Submitted to: Meeting Proceedings
Publication Type: Proceedings
Publication Acceptance Date: 3/15/2017
Publication Date: 12/13/2017
Citation: Kristen Gruenthal, Clete Otoshi, Paul Olin, and Mike Rust (editors). 2017. Genetics and Breeding in Aquaculture: Proceedings of the 44th U.S.–Japan Aquaculture Panel Symposium, Seattle, WA, November 1, 2016. U.S. Dept. Commerce, NOAA Tech.Memo. NMFS-F/SPO-175, 78 p.

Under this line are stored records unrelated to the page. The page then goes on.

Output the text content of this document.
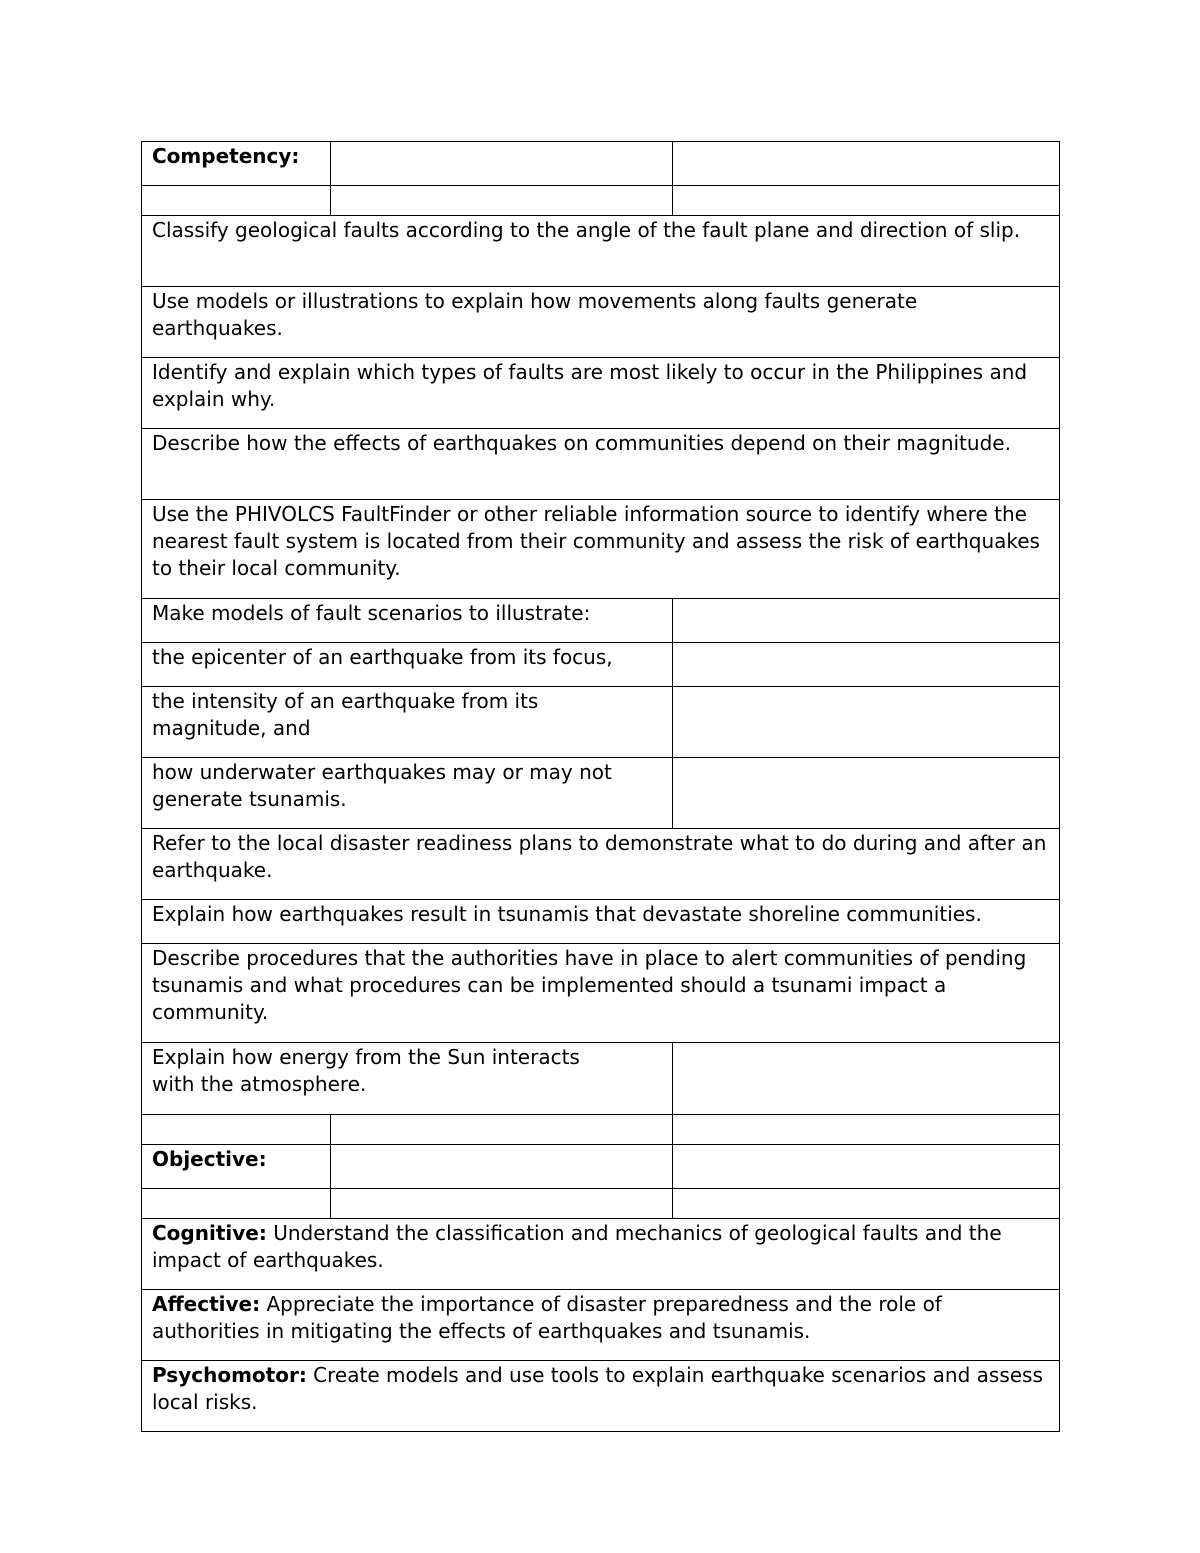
Competency:		

Classify geological faults according to the angle of the fault plane and direction of slip.		
Use models or illustrations to explain how movements along faults generate earthquakes.		
Identify and explain which types of faults are most likely to occur in the Philippines and explain why.		
Describe how the effects of earthquakes on communities depend on their magnitude.		
Use the PHIVOLCS FaultFinder or other reliable information source to identify where the nearest fault system is located from their community and assess the risk of earthquakes to their local community.		
Make models of fault scenarios to illustrate:		
the epicenter of an earthquake from its focus,		
the intensity of an earthquake from its magnitude, and		
how underwater earthquakes may or may not generate tsunamis.		
Refer to the local disaster readiness plans to demonstrate what to do during and after an earthquake.		
Explain how earthquakes result in tsunamis that devastate shoreline communities.		
Describe procedures that the authorities have in place to alert communities of pending tsunamis and what procedures can be implemented should a tsunami impact a community.		
Explain how energy from the Sun interacts with the atmosphere.		

Objective:		

Cognitive: Understand the classification and mechanics of geological faults and the impact of earthquakes.		
Affective: Appreciate the importance of disaster preparedness and the role of authorities in mitigating the effects of earthquakes and tsunamis.		
Psychomotor: Create models and use tools to explain earthquake scenarios and assess local risks.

Technical Abstract: The USDA-ARS National Cold Water Marine Aquaculture Center (NCWMAC) focuses on the coldwater marine aquaculture industry’s highest priority research needs including development of improved genetic stocks. Coldwater aquaculture production has potential for expansion, and both Atlantic salmon and Eastern oysters are widely accepted by American consumers. Commercial salmon and oyster producers predominantly utilize stocks that are not many generations removed from wild, unselected strains. North America salmon producers are legally required to culture certified stocks of North American salmon. The NCWMAC is the USDA-ARS facility supporting the U.S. coldwater marine aquaculture industry by developing genetically improved salmon stocks for the past thirteen years. Aquaculture of the Eastern oyster is a large segment of shellfish aquaculture in the U.S. and minimal selective breeding has been accomplished. In both species, there is a need to improve the performance of existing stocks. Our research meets this need through the following objectives: 1) define phenotypes, estimate genetic and phenotypic parameters, and develop a selection index in Atlantic salmon for important traits such as carcass weight, cold tolerance, fillet color, fat content, and sea lice resistance; 2) evaluate and validate the usefulness of incorporating genomic information into the salmon breeding program; and 3) establish links between disease susceptible and resistant phenotypes and genotype for the Eastern oyster. Identification of genes associated with oyster disease will provide markers that can be used to enhance and accelerate the development of high-performing oyster lines through selective breeding and will support the East Coast shellfish aquaculture industry. Research accomplished with salmon will result in the development of genetically improved Atlantic salmon for release to U.S. producers and consumers.